Third, last weeks durable goods orders collapse was bad news for Q3 GDP. Collapses in consumer goods orders are associated with recessions.
The macro numbers for wages, employment and durable good production indicate that many communities will far further into fiscal trouble.
At least house prices have seemingly stabilized in much of the country which is good news for communities.
(Excerpt) Read more at confoundedinterest.wordpress.com ...
California must enact the following in order to survive (but they refuse):
1. Vastly reform welfare, education, and medical payments to illegal; the state must work with the new Romney administration to deport illegals, and to stop paying every bill for the children of illegals
2. Reform overly generous state pensions; these were promises made to unions that were not even realistic when they were made during the "good times" - they are absolutely null and void today given economic realities
Pretty soon there will be no police and fire and other public services and all the tax money will just go to CalPERS.
Our total County budget went from $139 million to $118 million in one year. That is after we have already laid off 25% of our workforce in prior years. The state has got to realize it can’t keep devolving responsibilities like new prisoners back to the counties without new revenues.
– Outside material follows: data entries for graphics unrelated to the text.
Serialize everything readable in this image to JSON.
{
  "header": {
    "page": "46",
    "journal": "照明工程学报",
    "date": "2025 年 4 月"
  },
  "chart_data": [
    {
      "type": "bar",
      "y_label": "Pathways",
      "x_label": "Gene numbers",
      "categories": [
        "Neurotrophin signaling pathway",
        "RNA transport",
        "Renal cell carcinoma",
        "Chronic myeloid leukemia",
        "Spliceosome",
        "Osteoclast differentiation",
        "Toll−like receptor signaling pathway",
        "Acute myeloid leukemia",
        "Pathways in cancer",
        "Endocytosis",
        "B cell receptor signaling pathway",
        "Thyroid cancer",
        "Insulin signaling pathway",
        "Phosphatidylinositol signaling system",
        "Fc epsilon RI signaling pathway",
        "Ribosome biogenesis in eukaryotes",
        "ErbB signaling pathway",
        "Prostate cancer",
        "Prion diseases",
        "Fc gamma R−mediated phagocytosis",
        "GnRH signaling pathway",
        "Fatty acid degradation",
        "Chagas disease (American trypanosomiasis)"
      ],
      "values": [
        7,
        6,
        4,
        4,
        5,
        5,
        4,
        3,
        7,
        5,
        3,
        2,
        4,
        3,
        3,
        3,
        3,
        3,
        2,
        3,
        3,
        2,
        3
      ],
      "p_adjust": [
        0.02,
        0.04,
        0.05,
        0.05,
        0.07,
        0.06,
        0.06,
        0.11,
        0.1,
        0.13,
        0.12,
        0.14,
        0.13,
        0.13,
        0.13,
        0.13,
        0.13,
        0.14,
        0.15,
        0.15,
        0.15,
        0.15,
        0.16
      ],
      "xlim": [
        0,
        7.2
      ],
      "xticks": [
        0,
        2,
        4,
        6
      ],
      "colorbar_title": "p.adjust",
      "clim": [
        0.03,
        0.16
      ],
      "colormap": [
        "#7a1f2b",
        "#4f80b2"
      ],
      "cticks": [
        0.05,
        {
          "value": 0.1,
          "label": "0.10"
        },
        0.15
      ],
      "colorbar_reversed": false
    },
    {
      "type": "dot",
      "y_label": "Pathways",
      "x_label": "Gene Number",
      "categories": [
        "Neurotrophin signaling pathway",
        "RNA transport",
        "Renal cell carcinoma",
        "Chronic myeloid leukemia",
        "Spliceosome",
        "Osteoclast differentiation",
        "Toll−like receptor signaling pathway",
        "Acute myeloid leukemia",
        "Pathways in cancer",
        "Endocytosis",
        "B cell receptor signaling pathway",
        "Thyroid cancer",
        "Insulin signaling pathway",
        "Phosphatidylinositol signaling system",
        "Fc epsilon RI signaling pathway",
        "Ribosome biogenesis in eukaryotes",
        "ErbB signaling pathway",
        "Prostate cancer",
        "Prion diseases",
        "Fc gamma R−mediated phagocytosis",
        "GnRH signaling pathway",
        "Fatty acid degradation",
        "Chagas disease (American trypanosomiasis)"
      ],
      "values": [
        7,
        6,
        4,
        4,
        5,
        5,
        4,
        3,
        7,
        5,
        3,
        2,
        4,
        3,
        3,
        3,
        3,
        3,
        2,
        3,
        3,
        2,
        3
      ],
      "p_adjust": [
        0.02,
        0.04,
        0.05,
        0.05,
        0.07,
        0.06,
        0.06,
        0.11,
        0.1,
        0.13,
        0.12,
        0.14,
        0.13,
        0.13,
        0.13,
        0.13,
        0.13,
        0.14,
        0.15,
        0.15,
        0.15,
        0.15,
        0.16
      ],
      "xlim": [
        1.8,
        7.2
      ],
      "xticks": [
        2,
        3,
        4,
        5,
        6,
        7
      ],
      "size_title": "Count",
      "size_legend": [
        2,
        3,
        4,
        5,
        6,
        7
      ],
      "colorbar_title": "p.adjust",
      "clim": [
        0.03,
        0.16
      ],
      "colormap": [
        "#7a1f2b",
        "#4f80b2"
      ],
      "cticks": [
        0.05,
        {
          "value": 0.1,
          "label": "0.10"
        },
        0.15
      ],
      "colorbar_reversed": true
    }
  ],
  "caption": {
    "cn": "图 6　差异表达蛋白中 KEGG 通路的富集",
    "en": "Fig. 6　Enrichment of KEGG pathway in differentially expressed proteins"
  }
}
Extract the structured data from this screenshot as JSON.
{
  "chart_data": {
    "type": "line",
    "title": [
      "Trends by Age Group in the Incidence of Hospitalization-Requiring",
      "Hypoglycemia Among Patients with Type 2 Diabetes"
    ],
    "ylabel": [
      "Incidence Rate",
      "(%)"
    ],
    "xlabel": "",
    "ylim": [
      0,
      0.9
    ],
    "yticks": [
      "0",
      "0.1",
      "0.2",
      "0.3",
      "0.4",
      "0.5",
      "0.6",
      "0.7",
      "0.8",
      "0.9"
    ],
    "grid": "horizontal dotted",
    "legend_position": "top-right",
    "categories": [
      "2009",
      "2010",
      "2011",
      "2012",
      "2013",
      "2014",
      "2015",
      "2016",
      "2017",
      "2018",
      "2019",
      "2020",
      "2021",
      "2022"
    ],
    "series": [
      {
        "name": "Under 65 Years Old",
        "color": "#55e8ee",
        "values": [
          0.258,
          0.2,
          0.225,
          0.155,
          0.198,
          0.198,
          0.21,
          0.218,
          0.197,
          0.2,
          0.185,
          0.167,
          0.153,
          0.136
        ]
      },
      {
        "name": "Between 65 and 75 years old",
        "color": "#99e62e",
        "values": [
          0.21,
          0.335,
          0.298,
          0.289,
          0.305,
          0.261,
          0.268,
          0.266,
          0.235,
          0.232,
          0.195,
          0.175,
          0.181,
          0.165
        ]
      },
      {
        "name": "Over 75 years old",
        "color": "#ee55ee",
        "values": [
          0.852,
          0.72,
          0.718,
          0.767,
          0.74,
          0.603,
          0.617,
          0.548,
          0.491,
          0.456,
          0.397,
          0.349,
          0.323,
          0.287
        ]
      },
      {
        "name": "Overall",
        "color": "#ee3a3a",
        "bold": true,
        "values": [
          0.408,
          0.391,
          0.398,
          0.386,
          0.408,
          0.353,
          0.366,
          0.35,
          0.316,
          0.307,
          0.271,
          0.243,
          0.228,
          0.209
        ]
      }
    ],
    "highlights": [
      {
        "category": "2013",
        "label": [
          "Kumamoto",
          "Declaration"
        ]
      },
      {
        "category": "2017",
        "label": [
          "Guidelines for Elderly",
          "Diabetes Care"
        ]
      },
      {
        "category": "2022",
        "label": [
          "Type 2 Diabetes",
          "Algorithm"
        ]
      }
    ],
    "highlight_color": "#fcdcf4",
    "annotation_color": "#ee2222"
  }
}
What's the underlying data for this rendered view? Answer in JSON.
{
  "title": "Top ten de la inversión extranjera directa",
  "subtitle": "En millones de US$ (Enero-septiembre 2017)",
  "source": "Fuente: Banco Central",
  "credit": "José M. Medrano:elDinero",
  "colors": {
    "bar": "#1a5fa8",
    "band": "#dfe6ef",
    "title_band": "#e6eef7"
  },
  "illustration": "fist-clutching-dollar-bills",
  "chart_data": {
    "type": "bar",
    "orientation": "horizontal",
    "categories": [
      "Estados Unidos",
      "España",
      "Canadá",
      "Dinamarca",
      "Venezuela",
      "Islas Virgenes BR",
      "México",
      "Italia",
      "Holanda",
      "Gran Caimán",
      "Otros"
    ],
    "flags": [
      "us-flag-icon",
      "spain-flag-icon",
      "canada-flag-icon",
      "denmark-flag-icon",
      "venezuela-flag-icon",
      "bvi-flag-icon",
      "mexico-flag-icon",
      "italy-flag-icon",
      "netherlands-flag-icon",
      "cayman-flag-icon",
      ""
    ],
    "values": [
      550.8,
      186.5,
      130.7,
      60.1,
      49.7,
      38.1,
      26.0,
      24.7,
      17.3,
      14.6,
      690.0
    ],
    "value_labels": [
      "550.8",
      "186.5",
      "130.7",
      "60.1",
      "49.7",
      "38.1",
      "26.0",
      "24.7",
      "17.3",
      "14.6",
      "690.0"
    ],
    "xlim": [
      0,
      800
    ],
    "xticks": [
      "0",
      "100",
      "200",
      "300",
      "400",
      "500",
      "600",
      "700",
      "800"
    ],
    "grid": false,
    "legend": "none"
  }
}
The state can’t balance its budget on the backs of Counties or they will begin to buckle.
Question4U: Who do residents write their property tax checks out to: the County or the State of California???
The County, but it is required to disperse the vast majority of it it to the school and special districts.The County gets about 21% of it for General Fund Services. The General Fund did not decrease. It stayed almost the same (slightly less.) It was the state/federal programs (public health, human services, behavioral health,) the road dept. and transportation that declined.